First year pro: Mark Stuart

By Janine Pilkington

Mark Stuart was Boston’s top pick (1st round, 21st overall) in the 2003 NHL entry draft. The 21-year-old attended his first camp with the Bruins this September after signing a rookie contract over the summer. Stuart begins his professional career in Providence, the AHL affiliate of the Boston Bruins.

“I didn’t really know what to expect coming in — first camp, and coming out of college, but it’s definitely been some new experiences, and I had to adapt to some new things right away,” Stuart admitted. “The guys here have been great, everyone’s treated me real well, and everyone’s been real nice, supportive and helpful.”

Stuart played three seasons with Colorado College and served as team captain in his junior year. He recorded 19 points and 94 penalty minutes in 43 games during his final season, but his on-ice presence is something that cannot be measured fully in stats. Stuart plays a punishing, often relentless game, driving hard against his opponents and he’s known as a tireless worker. The rookie defenseman missed out on some playing time during camp because of injury, but has been working hard and was ready for opening night with Providence.

“It’s been good to start adapting to the pro game and the pace and stuff, playing with some real good players,” Stuart said. “It was tough, I’ve got some injuries, which you never want to do, especially in first camp, but it’s been okay. I guess it’s better now than later in the season and missing games.”

Stuart is part of a young defense that includes a balance of quick skating offensive defensemen such as 19-year-old 2005 draftee Jonathan Sigalet and tough, physical defenders. While the potential is there, head coach Scott Gordon says there is still a lot of work to be done, and hopes to get his defense on the right track. With some of the rule changes leaning in favor of quick-skating, finesse type players, the big, physical players like Stuart have had the most difficulty adjusting.


“We’re still a work in progress,” Gordon admitted. “Where we’re at with defense right now and where we’ll be in two months, hopefully we’ll get a higher level.”

He was also quick to point out the difficulty for some of his players.

“To the credit of the guys that play physical, it’s a lot harder to break away from that than to go the opposite way.”

Mark Stuart begins the season with Providence as part of the starting lineup. He brings with him a strong work ethic, and is confident that it will work out over time.

“It’s all just learning to break the old habits and get used to the new game,” he said prior to opening night. “I think at the beginning it’s been hard just because I’ve been playing a certain way for so long, but I think once we start playing and start getting used to it, it won’t be that big of a deal.”

As comfortable as Stuart appears with adjusting his game, he acknowledges the amount of work and expectations that go along with being a top draft pick.

“When they picked me, they obviously saw something in me, so I feel like I need to play well, and prove to them that they did a good job in picking me. I’m just going to keep working, hopefully continue to get better, and prove that I am a good first pick.”
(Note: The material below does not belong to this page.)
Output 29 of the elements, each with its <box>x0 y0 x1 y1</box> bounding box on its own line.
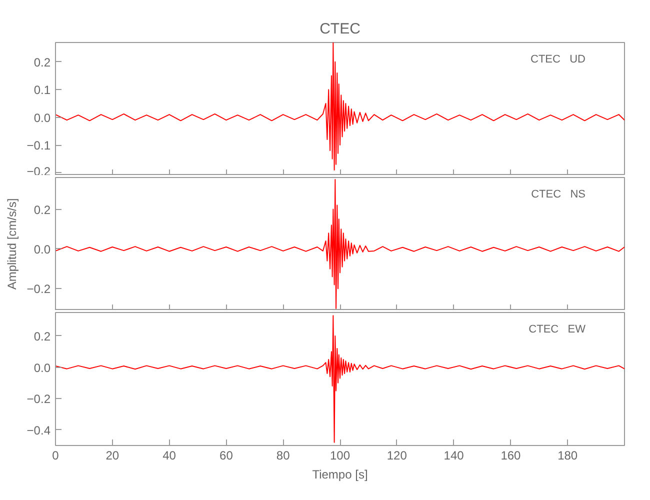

It was a tough decision to leave his school and teammates, but Stuart is where he wants to be. As a rookie, he’s in the position of having to prove himself all over again. He played a pivotal role on Colorado College’s defense, winning numerous awards for his play, including WCHA defensive player of the year for the 2004-05 season. When asked how he felt about starting all over again, Stuart accepted that there would be some difficulty along the way, but kept a positive attitude.

“It’s humbling and it’s exciting and it’s a new challenge,” he said. “I’m excited about it. Moving to a new city is always difficult. You have to find a new place to live and a bunch of that kind of stuff. It’s good, it’s a new challenge and I just want to make the best of it, play good and win some games.”